Back in the shed, I had a quick look through my seed boxes. Snowball cauliflower seemed like it would be good to try so I planted a row of those before adding a row of giant celeriac for good measure. I carefully hoed several of the beds leaving the bottom two to be sorted another day. By now the or was looking somewhat more respectable. I planted three Atlantic giant pumpkins and three winter squash plants in the two beds behind the Omlet too.
The fruit section was looking rather neglected so I began to weed the small flower bed in front before working my way around each of the fruit bushes, removing any grass or weeds. My progress was somewhat hampered by the overgrown blackberry bushes. It’s my fault really for not pruning them hard enough the last two years. Dashing up to the shed, I grabbed by secateurs and began to get it back under control. The plants have grown so wild that they had completely covered the entire raspberry bed! Thanking my past self for choosing a thornless blackberry, I emerged an hour later with several scratches on my arms but I had cleared the old wood in the middle of the blackberry and rediscovered the tayberry plant. That particular plant is completely lethal – it’s all thorns. I remembered this as I closed my hand on a stalk as I cut it away. Oops! As a final touch, I took the raspberries that Tracy had given me a couple of weeks ago (kept alive in a bucketful of water) and planted them in the raspberry bed.
Feeling rather proud of the work I had done despite the British weather’s best efforts to drown me, I walked around the coops collecting eggs and checking the birds all had food and water. In the main coop, I was charged twice by an irate Tommy. Idiotic bird. Compared to any other cockerel attack, Tommy’s is pathetic but I won’t tolerate it happening. We sometimes have our friend’s children visit the chickens and a fu grown cockerel could cause them serious harm if it went into attack mode. After a few minutes of following Tommy around the coop, I caught him and pinned him to the ground between my legs. I ruffled his feathers and stroked his comb and wattles. As ridiculous as this looks, these show the cockerel that you are “Big Chicken”. Usually once you have done this, Tommy will keep away from you for several weeks. I let him go after a couple of minutes and collected an extra egg from the nest box without harassment.

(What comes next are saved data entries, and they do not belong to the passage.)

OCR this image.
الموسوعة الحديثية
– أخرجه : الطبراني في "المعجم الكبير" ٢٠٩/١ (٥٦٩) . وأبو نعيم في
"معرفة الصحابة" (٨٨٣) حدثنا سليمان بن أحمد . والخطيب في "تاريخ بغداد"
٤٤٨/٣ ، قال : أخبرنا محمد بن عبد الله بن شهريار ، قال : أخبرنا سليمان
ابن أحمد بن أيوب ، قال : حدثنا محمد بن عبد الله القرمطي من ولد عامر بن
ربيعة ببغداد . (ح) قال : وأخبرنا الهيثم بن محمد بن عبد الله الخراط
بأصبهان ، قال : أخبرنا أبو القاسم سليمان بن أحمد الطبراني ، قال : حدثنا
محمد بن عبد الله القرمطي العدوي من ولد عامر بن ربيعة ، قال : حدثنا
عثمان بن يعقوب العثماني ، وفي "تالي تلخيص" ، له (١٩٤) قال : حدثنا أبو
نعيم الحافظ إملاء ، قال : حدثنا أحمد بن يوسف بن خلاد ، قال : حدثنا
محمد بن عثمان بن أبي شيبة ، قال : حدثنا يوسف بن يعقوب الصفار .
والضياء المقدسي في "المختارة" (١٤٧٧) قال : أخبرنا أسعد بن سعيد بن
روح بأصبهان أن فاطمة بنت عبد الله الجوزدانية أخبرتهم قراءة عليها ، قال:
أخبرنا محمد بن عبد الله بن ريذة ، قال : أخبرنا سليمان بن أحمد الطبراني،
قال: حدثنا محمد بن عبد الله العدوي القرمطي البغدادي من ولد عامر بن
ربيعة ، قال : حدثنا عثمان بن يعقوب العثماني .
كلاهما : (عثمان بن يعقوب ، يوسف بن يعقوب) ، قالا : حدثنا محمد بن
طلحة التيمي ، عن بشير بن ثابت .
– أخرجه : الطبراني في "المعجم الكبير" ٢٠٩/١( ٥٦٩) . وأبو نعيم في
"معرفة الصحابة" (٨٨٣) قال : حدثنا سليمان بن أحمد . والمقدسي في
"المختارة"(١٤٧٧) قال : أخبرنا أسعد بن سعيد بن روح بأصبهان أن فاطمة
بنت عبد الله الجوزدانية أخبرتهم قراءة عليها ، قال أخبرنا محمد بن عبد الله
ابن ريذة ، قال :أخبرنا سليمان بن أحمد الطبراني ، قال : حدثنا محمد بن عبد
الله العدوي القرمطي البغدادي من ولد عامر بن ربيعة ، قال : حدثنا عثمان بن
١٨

Integration in the new coop is going well although Snap is definitely at the bottom of the pecking order. Leia and Lilja are definitely leaving her alone more and Snap seems to be growing in confidence again. Similar things have been happening in the Omlet with Foxy. Although she does get chased a bit by Trixy ever now and then, they are quick becoming quite the inseparable trio.
So over the weekend, we will be sorting out the new nest box for the main coop, setting up the new drip irrigation system and weeding the last two beds. Assuming I have any spare time, I will also sort through the rubbish on the patio and clear it ready to measure up for the next big project!